According to Meyers Konversations-Lexikon , the ointment was prepared around the year 1890 as follows: “[...] a very mild, white, soft ointment that is particularly recommended for rough skin. They are made from 4 g of white wax, 5 parts of whale rat , 32 parts of almond oil, 16 parts of water and 1 part of rose oil, and a little glycerine is added. "

A product known as Cold Cream gained literary fame through, among other things, some passages in Thomas Mann's novel " The Magic Mountain ", in which it repeatedly serves to characterize local conditions ( Davos ) as well as characters in the novel and their personal sensitivities. In this case, it is a means that, after shaving (both methods of wet shaving, with the knife and the safety device, are spoken of early on here), applied to relieve so-called razor burn , but also to climatic conditions of overheating and facial flushing - one of the leitmotifs of the work - to provide a remedy.

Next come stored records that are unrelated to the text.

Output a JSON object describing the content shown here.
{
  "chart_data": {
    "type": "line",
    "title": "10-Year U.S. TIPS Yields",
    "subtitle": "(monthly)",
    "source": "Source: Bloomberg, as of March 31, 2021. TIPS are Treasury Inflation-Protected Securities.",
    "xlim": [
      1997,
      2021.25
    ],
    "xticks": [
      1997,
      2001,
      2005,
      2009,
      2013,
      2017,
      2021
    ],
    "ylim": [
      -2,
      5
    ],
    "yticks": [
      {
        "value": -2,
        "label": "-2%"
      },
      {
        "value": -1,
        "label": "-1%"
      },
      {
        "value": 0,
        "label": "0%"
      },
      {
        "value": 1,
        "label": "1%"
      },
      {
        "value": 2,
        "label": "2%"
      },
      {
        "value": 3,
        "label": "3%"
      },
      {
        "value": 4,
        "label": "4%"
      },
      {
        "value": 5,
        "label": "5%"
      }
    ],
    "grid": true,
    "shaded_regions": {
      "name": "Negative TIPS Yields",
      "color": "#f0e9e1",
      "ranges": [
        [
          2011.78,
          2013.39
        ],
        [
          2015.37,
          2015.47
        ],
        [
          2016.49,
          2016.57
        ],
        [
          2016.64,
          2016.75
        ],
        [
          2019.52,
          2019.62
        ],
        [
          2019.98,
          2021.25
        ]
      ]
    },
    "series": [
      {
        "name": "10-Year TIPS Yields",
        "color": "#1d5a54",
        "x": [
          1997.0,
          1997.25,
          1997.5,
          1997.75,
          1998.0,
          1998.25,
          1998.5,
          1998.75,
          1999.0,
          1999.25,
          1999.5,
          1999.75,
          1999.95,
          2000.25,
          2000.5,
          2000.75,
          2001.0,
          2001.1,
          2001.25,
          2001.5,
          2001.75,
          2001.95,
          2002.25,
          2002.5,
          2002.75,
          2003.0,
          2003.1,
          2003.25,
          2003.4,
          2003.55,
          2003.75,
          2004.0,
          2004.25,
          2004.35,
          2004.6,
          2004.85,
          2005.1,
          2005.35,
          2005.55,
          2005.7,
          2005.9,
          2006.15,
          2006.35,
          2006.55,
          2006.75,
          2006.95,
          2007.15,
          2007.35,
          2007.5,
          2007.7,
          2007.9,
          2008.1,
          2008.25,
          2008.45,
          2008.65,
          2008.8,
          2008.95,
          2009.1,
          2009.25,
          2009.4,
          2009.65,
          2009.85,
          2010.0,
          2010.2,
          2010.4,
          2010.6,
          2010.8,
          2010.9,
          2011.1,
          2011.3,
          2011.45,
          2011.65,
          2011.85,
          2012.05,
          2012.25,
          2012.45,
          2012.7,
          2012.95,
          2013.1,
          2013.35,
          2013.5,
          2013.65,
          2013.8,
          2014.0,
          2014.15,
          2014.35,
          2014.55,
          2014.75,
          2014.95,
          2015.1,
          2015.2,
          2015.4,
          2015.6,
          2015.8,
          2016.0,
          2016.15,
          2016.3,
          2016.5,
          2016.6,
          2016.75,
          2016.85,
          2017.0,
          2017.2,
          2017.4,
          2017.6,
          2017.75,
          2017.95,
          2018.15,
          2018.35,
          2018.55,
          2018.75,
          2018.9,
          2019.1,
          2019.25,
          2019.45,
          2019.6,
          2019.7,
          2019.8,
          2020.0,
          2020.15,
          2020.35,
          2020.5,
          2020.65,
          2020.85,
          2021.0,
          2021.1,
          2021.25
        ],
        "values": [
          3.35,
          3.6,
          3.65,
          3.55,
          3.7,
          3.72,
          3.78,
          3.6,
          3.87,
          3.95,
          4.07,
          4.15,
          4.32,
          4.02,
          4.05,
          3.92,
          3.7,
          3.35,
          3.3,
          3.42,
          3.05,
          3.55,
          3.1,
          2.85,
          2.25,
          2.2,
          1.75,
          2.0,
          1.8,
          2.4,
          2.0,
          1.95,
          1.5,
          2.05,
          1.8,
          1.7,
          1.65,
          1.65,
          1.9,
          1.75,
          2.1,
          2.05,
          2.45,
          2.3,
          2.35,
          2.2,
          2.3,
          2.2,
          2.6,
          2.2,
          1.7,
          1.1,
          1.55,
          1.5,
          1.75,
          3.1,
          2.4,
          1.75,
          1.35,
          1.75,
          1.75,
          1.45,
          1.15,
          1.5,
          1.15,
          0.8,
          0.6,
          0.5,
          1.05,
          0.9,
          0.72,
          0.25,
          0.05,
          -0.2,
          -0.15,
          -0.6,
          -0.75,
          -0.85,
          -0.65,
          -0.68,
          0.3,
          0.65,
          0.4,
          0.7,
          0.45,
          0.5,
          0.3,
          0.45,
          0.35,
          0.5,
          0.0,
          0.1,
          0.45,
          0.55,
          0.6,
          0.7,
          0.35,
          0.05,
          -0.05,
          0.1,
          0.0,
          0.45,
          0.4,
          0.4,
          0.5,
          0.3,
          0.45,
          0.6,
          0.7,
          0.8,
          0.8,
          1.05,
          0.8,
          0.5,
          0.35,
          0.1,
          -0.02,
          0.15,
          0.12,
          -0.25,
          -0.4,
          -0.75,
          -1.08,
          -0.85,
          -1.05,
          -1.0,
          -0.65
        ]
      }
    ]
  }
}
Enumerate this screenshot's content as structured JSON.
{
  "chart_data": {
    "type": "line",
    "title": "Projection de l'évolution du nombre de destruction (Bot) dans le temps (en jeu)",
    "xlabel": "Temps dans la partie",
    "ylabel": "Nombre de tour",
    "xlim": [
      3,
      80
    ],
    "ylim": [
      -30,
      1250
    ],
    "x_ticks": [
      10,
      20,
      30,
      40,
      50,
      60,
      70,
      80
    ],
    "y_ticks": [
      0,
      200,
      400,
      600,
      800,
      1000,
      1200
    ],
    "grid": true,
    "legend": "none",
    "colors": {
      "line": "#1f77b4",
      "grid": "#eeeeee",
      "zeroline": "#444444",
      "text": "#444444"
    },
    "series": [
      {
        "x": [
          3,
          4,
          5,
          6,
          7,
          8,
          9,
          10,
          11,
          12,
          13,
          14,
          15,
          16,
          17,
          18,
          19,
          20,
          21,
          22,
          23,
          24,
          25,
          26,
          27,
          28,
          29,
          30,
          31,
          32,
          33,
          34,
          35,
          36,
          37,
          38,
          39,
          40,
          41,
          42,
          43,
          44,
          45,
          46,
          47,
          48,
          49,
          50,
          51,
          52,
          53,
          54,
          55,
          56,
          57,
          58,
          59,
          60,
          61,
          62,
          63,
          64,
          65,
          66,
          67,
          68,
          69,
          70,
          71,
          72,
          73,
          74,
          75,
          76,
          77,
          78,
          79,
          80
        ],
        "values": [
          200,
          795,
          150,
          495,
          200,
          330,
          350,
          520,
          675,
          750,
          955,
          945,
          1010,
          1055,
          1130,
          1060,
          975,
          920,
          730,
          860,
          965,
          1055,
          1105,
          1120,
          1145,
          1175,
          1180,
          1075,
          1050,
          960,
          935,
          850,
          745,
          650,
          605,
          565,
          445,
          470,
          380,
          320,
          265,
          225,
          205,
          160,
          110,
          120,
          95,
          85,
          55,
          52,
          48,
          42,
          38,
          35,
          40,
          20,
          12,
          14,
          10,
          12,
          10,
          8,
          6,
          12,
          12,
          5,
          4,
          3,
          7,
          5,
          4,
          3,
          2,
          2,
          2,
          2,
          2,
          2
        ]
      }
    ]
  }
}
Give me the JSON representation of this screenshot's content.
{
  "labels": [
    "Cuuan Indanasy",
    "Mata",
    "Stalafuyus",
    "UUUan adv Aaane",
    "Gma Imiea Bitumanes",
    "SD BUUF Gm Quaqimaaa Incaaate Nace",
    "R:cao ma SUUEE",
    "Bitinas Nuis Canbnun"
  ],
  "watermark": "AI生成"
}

Gustave Flaubert already mentions the cream in Madame Bovary (1857): "[...] for him she wasted an enormous amount of cold cream on her skin [...]"

Individual evidence

  1. Latin ceratum : wax ointment
  2. Hans-Rudolf Fehlmann: Ceratum Galeni. On the history of Unguentum leniens. In: Perspectives on Pharmaceutical History. Festschrift Rudolf Schmitz . Edited by Peter Dilg together with Guido Jüttner, Wolf-Dieter Müller-Jahncke and Paul U. Unschuld , Graz 1983, pp. 65–77.
  3. ^ Verlag des Bibliographisches Institut, Leipzig and Vienna, fourth edition, 1885-1892, page 203.